Visual experience dependent control of NMDAR subunit composition and neuronal gene expression: a critical role for the GluN2A C-terminal domain

Abstract

The N-methyl-D-aspartate (NMDAR) NMDA receptor is a Ca²⁺ -permeant glutamate receptor which plays key roles in health and disease. Canonical NMDARs are heterotetramers that contain two GluN2 subunits, of which GluN2A and GluN2B are predominant in the forebrain. Moreover, the relative contribution of GluN2A vs. GluN2B is controlled both developmentally and in an activity-dependent manner. The GluN2 subtype influences the biophysical properties of the receptor through differences in their N-terminal extracellular domain and transmembrane regions, but they also have large cytoplasmic Carboxyl (C)- terminal domains (CTDs) which have diverged substantially during evolution. While the CTD identity does not influence NMDAR subunit specific channel properties, it determines the nature of CTD-associated signalling molecules and has been implicated in mediating the control of subunit composition (2A vs. 2B) at the synapse. However, the role of CTD identity in mediating activity-dependent changes in NMDAR subunit composition remains unclear. First, I investigate the role of sensory experience to changes in the NMDAR GluN2A:GluN2B composition by using two different dark rearing protocols: 1) Mice were dark reared from birth to assess the contribution of sensory experience to the developmental increase in the ratio of 2A to 2B; 2) Mice raised in standard light conditions were taken during the third postnatal week and placed in the dark for 7-days with or without subsequent re-exposure to light to interrogate subunit specific regulation in response to changes in the level of synaptic activity. Here I show that, while dark rearing from birth has little effect on NMDAR subunit composition, 7 days of dark rearing produces a marked decrease in the ratio of 2A to 2B, which is reversed upon re-exposure to light. Crucially, I demonstrate that changes in the ratio are driven by changes in the level of synaptic GluN2A, and not GluN2B. This suggests that GluN2A is dynamically regulated by activity, and points to a GluN2A dependent mechanism of insertion/removal from the synapse.

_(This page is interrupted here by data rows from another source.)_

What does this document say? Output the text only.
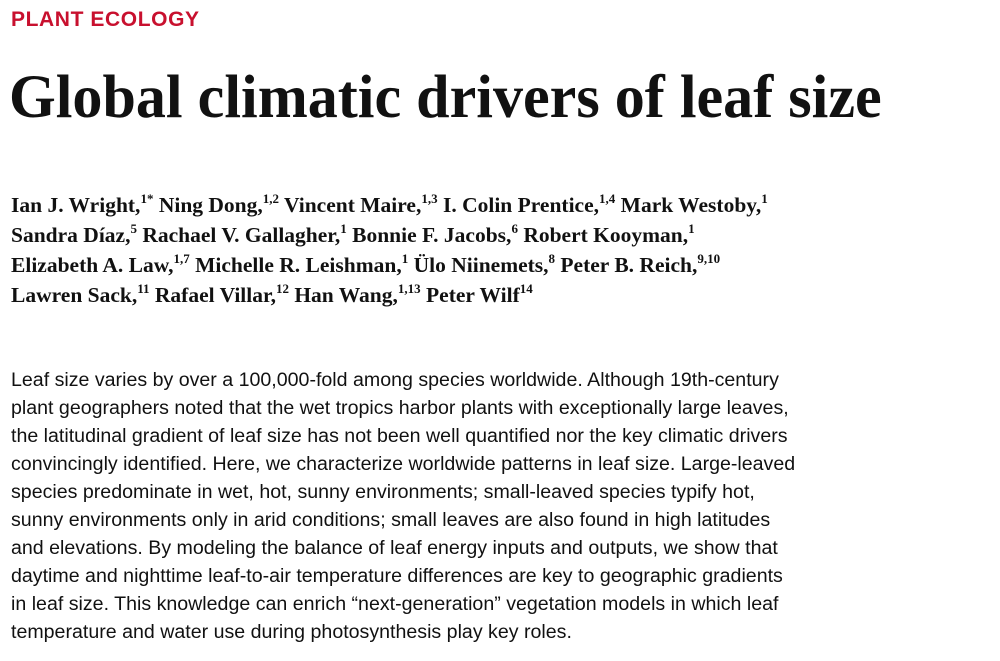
PLANT ECOLOGY
Global climatic drivers of leaf size
Ian J. Wright,$^{1*}$ Ning Dong,$^{1,2}$ Vincent Maire,$^{1,3}$ I. Colin Prentice,$^{1,4}$ Mark Westoby,$^1$
Sandra Díaz,$^5$ Rachael V. Gallagher,$^1$ Bonnie F. Jacobs,$^6$ Robert Kooyman,$^1$
Elizabeth A. Law,$^{1,7}$ Michelle R. Leishman,$^1$ Ülo Niinemets,$^8$ Peter B. Reich,$^{9,10}$
Lawren Sack,$^{11}$ Rafael Villar,$^{12}$ Han Wang,$^{1,13}$ Peter Wilf$^{14}$

Leaf size varies by over a 100,000-fold among species worldwide. Although 19th-century
plant geographers noted that the wet tropics harbor plants with exceptionally large leaves,
the latitudinal gradient of leaf size has not been well quantified nor the key climatic drivers
convincingly identified. Here, we characterize worldwide patterns in leaf size. Large-leaved
species predominate in wet, hot, sunny environments; small-leaved species typify hot,
sunny environments only in arid conditions; small leaves are also found in high latitudes
and elevations. By modeling the balance of leaf energy inputs and outputs, we show that
daytime and nighttime leaf-to-air temperature differences are key to geographic gradients
in leaf size. This knowledge can enrich “next-generation” vegetation models in which leaf
temperature and water use during photosynthesis play key roles.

Historically, much of the research into the differential function of GluN2 CTDs has been conducted in vitro by over-expressing mutant subunits, but more recently, the generation of knock-in (KI) mouse models have allowed CTD function to be probed in vivo and in ex vivo systems without heterologous expression of GluN2 mutants. Taking advantage of a KI mouse model with the GluN2A CTD (CTD²ᴬ) swapped for that of GluN2B (CTD²ᴮ) (GluN2A²ᴮ⁽ᶜᵀᴿ⁾/²ᴮ⁽ᶜᵀᴿ⁾), I next investigate the role of the CTD²ᴬ in experience-dependent changes in the level of synaptic GluN2A. I demonstrate that the CTD²ᴬ is required for activitydependent synaptic expression of GluN2A. Furthermore, I find that the transcriptomic response to changes in sensory experience is blunted in the absence of the CTD²ᴬ.

Collectively, this work establishes an important role for CTD²ᴬ in driving activity-dependent changes to both NMDAR subunit composition and gene transcription.